News Global Market Indonesia 31 January 2023
Indonesia has submitted a request to the WTO for consultations on this issue
The EU’s anti-dumping duties on stainless steel from Indonesia have severely reduced exports, said a representative of the country’s trade ministry. Reuters informs about it.
Last week, Indonesia submitted a request to the World Trade Organization (WTO) for consultations on anti-dumping and countervailing tariffs on stainless steel products.
The EU last year imposed an anti-subsidy duty of 21% on imports of stainless steel cold-rolled flat products from Indonesia, which came on top of anti-dumping duties imposed in November 2021, ranging between 10.2% and 20.2%.

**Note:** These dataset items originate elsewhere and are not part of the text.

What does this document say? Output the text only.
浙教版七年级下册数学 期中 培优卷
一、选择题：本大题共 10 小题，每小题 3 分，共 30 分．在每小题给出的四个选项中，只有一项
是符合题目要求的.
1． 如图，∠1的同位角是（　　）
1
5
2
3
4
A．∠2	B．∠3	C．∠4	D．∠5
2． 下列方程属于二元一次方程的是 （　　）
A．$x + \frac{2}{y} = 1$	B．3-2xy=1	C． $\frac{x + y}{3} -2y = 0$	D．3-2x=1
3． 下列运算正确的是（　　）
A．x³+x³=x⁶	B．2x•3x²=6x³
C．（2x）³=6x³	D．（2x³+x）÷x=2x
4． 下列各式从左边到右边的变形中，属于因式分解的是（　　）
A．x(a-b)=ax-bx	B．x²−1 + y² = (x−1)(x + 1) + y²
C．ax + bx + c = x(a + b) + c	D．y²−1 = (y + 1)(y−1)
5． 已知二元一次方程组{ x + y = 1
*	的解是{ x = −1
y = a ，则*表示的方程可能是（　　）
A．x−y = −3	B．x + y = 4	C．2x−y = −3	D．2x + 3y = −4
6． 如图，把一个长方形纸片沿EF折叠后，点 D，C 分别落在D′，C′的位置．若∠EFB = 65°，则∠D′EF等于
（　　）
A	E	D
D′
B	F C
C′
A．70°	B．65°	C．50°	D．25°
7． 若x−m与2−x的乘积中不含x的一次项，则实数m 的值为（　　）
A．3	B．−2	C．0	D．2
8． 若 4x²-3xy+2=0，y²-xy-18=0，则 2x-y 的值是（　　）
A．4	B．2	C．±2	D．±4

Trade Ministry senior official Djatmiko Bris Witjaksono told, that after the first implementation of the anti-dumping duties, Indonesia’s shipments to the EU dropped to around $229 million in 2021. Following the additional anti-subsidy duty, they decreased further to around $40 million in January-November of last year. According to the representative of the ministry, the volume of exports to the European Union was about $500 million annually, and the introduction of tariffs reduced the competitiveness of Indonesian products. He believes that EU policy does not comply with WTO rules.
At the same time, the EU said that the bloc introduced tariffs to counter unfair state subsidies related to preferential financing of companies by China and Indonesia’s ban on nickel ore exports. Jakarta has banned the export of unprocessed nickel ore from 2020 to attract investment in the development of its own industry.
Last year, the WTO ruled in favor of the EU in a dispute with Indonesia. At the same time, the European Union and Indonesia are currently negotiating an agreement on a comprehensive economic partnership.
As GMK Center reported earlier, USA appeal four World Trade Organization (WTO) rulings against tariffs imposed by the United States on steel and aluminum imports from China, Norway, Switzerland and Turkiye. In December 2022, the WTO panel ruled that these safeguards were inconsistent with the articles of the General Agreement on Tariffs and Trade (GATT).